III. Etiologi Mayoritas dari kasus-kasus sepsis disebabkan oleh infeksi-infeksi bakteri gram negatif (-) dengan persentase 60-70% kasus, beberapa disebabkan oleh infeksi-infeksi jamur, dan sangat jarang disebabkan oleh penyebab-penyebab lain dari infeksi atau agen-agen yang mungkin menyebabkan SIRS. Agen-agen infeksius, biasanya bakteri-bakteri, mulai menginfeksi hampir segala lokasi organ atau alat-alat yang ditanam (contohnya, kulit, paru, saluran pencernaan, tempat operasi, kateter intravena, dll.). Agen-agen yang menginfeksi atau racun-racun mereka (atau kedua-duanya) kemudian menyebar secara langsung atau tidak langsung kedalam aliran darah. Ini mengizinkan mereka untuk menyebar ke hampir segala sistim organ lain. Kriteria SIRS berakibat ketika tubuh mencoba untuk melawan kerusakan yang dilakukan oleh agen-agen yang dilahirkan darah ini.Sepsis bisa disebabkan oleh mikroorganisme yang sangat bervariasi, meliputi bakteri aerobik, anareobik, gram positif, gram negatif, jamur, dan virus (Linda D.U, 2006) Bakteri gram negative yang sering menyebabkan sepsis adalah E. Coli, Klebsiella Sp. Pseudomonas Sp, Bakteriodes Sp, dan Proteus Sp. Bakteri gram negative mengandung liposakarida pada dinding selnya yang disebut endotoksin. Apabila dilepaskan dan masuk ke dalam aliran darah, endotoksin dapat menyebabkan bergabagi perubahan biokimia yang merugikan dan mengaktivasi imun dan mediator biologis lainnya yang menunjang timbulnya shock sepsis.

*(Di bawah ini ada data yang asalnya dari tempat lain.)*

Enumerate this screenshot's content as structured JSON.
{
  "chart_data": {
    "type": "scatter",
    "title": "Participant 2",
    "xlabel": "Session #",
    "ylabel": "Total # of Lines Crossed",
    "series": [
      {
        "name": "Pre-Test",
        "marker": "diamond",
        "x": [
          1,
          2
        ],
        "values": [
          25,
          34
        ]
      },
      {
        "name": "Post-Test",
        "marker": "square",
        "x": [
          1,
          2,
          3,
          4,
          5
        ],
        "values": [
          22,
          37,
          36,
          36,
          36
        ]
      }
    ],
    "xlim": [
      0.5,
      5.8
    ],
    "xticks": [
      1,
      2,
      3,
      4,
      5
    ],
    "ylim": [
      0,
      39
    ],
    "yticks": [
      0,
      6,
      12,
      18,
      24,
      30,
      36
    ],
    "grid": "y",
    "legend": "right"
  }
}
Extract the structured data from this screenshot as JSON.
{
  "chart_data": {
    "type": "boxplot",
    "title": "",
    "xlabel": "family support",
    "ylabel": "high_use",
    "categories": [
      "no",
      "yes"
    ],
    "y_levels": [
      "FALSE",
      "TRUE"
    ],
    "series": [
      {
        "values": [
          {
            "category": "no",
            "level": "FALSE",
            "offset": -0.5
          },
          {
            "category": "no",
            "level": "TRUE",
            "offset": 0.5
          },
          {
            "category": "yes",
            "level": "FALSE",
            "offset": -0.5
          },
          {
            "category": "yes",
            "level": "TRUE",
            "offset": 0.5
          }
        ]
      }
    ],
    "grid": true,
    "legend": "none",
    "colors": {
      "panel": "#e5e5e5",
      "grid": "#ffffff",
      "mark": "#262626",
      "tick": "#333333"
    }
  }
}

Organisme gram positif yang sering menyebabkan sepsis adalah staphilococus, streptococcus dan pneumococcus. Organime gram positif melepaskan eksotoksin yang berkemampuan menggerakkan mediator imun dengan cara yang sama dengan endotoksin.Sepsis merupakan respon terhadap setiap kelas mikroorganisme. Dari hasil kultur darah ditemukan bakteri dan jamur 20-40% kasus dari sepsis. Bakteri gram negatif dan gram positif merupakan 70% dari penyebab infeksi sepsis berat dan sisanya jamur atau gabungan beberapa mikroorganisme. Pada pasien yang kultur darahnya negatif, penyebab infeksi tersebut biasanya diperiksa dengan menggunakan kultur lainnya atau pemeriksaan mikroskopis (Munford, 2008). Penelitian terbaru mengkonfirmasi bahwa infeksi dengan sumber lokasi saluran pernapasan dan urogenital adalah penyebab paling umum dari sepsis (Shapiro, 2010) Penyebab umum sepsis pada orang sehatSumber lokasi Mikroorganisme

Kulit Staphylococcus aureus dan gram positif bentuk cocci lainnya

Saluran kemih Eschericia coli dan gram negatif bentuk batang lainnya

Saluran pernafasan Streptococcus pneumonia

Usus dan kantung empedu Enterococcus faecalis, E.coli dan gram negative bentuk batang lainnya, Bacteroides fragilis

Organ pelvis Neissseria gonorrhea,anaerob

Sumber: Moss et.al,2012Penyebab umum sepsis pada pasien yang dirawatMasalah klinis Mikroorganisme

Pemasanagan kateter Escherichia coli, Klebsiella spp., Proteus spp., Serratia spp., Pseudomonas spp.

Penggunaan iv kateter Staphylococcus aureus, Staph.epidermidis, Klebsiella spp., Pseudomonas spp., Candida albicans

Setelah operasi: Wound infection

Deep infection Staph. aureus, E. coli, anaerobes(tergantung lokasinya)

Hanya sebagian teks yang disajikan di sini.